Dietrich Buxtehude is probably most familiar to modern
classical music audiences as the man who inspired the
young Johann Sebastian Bach to make a lengthy
pilgrimage to Lubeck, Buxtehude's place of employment
and residence for most of his life, just to hear
Buxtehude play the organ. But Buxtehude was a major
figure among German Baroque composers in his own right.

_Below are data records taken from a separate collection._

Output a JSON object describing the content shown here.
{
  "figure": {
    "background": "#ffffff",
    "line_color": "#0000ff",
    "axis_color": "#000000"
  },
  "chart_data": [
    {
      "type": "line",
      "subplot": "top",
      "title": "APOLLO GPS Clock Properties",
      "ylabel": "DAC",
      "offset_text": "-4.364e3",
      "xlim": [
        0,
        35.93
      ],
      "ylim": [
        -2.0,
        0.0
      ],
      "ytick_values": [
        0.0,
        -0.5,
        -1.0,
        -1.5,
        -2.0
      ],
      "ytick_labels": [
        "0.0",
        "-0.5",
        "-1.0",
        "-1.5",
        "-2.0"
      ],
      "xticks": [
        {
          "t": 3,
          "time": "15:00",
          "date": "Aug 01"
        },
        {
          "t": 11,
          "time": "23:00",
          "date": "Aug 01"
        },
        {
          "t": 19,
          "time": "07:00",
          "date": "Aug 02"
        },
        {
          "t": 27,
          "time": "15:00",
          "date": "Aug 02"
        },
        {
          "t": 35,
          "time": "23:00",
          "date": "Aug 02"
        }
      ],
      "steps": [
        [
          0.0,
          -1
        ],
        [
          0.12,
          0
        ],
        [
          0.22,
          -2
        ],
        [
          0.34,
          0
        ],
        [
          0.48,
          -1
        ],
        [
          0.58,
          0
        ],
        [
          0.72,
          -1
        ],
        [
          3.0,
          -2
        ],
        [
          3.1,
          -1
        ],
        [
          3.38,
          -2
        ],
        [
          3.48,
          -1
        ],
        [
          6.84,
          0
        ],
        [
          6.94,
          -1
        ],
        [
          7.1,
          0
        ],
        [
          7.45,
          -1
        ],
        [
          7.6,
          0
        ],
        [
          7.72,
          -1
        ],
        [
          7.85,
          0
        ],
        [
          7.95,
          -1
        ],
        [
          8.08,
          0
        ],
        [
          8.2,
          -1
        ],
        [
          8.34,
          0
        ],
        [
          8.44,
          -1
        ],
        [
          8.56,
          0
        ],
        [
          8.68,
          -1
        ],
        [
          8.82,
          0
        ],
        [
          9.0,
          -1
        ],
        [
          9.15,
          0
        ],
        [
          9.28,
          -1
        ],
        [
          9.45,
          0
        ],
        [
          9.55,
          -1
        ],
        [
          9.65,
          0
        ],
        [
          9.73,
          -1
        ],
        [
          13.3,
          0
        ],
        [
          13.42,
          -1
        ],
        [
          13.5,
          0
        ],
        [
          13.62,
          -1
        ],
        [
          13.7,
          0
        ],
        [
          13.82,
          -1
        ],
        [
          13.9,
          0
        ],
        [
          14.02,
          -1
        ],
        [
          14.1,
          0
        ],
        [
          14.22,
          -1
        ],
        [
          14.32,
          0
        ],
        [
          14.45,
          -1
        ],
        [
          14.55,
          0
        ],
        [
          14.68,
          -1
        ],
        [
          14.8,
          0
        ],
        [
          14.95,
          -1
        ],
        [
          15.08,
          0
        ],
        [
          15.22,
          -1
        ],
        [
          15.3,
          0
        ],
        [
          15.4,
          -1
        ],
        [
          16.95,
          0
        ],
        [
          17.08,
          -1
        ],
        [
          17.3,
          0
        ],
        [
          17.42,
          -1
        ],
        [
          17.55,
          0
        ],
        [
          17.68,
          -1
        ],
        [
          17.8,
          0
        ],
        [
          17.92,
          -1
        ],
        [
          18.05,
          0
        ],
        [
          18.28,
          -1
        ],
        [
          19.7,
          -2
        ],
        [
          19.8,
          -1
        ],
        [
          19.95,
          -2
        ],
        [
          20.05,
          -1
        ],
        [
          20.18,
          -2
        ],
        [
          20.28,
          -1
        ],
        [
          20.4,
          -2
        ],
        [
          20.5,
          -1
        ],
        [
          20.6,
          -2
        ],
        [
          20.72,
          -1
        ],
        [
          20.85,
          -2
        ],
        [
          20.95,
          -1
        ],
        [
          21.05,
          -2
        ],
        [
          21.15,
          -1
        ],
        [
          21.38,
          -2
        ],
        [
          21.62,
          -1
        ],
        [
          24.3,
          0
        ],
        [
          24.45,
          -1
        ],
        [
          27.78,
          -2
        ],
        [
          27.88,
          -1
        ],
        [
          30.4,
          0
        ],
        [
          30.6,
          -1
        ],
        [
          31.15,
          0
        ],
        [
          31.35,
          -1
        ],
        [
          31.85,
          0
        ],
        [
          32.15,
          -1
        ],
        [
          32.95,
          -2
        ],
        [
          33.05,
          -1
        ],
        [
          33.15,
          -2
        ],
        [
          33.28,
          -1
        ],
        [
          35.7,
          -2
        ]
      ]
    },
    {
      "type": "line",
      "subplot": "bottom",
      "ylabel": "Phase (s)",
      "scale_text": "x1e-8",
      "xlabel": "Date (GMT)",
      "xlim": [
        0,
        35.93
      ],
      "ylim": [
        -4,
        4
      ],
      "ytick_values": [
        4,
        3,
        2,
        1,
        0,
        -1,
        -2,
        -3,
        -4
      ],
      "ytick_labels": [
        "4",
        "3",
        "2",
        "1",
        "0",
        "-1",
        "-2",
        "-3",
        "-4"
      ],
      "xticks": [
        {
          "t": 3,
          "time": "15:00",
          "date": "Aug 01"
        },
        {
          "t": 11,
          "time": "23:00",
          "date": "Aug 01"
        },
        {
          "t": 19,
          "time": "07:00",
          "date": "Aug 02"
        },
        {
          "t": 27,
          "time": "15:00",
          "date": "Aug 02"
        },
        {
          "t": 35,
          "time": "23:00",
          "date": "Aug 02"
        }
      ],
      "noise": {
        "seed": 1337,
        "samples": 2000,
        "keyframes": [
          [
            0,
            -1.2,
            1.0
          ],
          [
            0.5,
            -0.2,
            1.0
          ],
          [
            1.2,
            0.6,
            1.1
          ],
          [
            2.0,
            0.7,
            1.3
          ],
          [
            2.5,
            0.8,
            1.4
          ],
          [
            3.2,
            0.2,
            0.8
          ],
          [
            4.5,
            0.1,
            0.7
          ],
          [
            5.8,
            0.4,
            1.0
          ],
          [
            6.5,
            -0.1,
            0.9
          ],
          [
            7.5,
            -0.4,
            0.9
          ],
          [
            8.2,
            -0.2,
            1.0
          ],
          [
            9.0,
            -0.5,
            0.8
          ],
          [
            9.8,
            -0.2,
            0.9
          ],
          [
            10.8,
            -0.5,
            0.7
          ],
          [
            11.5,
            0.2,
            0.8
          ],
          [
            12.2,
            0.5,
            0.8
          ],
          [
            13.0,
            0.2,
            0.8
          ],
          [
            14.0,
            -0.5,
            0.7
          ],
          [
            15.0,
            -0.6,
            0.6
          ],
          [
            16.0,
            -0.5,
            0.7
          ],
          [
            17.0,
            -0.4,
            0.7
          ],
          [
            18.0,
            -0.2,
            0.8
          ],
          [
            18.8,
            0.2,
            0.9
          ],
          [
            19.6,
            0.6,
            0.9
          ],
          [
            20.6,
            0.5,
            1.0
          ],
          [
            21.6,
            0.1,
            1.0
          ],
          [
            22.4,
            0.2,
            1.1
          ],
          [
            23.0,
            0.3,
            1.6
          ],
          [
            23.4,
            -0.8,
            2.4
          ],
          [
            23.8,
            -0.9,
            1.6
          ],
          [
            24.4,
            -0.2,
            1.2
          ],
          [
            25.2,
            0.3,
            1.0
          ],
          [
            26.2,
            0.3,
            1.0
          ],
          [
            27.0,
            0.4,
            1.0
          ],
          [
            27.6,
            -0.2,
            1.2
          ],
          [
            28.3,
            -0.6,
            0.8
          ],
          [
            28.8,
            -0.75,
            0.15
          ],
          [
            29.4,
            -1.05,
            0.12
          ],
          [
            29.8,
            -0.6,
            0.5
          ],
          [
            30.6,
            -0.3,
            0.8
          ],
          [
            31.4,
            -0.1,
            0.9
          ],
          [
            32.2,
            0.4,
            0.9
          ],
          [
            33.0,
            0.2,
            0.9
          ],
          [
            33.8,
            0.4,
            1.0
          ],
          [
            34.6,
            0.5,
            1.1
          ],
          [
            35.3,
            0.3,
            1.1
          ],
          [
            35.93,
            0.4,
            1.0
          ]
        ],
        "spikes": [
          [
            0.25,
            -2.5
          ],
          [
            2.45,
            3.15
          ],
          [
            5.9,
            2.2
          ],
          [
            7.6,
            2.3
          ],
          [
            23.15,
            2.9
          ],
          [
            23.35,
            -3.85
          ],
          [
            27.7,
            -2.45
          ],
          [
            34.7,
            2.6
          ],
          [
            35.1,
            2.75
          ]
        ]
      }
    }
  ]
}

Though we do not have copies of much of the work that
most impressed his contemporaries, Buxtehude
nonetheless left behind a body of vocal and
instrumental music which is distinguished by its
contrapuntal skill, devotional atmosphere, and raw
intensity. He helped develop the form of the church
cantata, later perfected by Bach, and he was just as
famous a virtuoso on the organ.
Like the toccata BuxWV 155, this toccata in F major,
works much like a praeludium in that it consists of an
alternation of sections of free passage work and
sections of imitative polyphony. Also even more than in
BuxWV 155, the sections of free passagework appear to
outweigh the sections of imitative polyphony in this
piece. There are three fugal sections in the work, two
lasting 12 measures each, the other lasting around 25
measures. The other 91 measures of the work are all
segments of free unrestrained rhapsodic passagework.
Altogether there is twice as much free material as
there is imitative polyphony. The preponderance of free
chaotic material in this toccata makes it a prime
example of Buxtehude's work in the stylus phantasticus,
as style noted for its wild improvisatory chaos.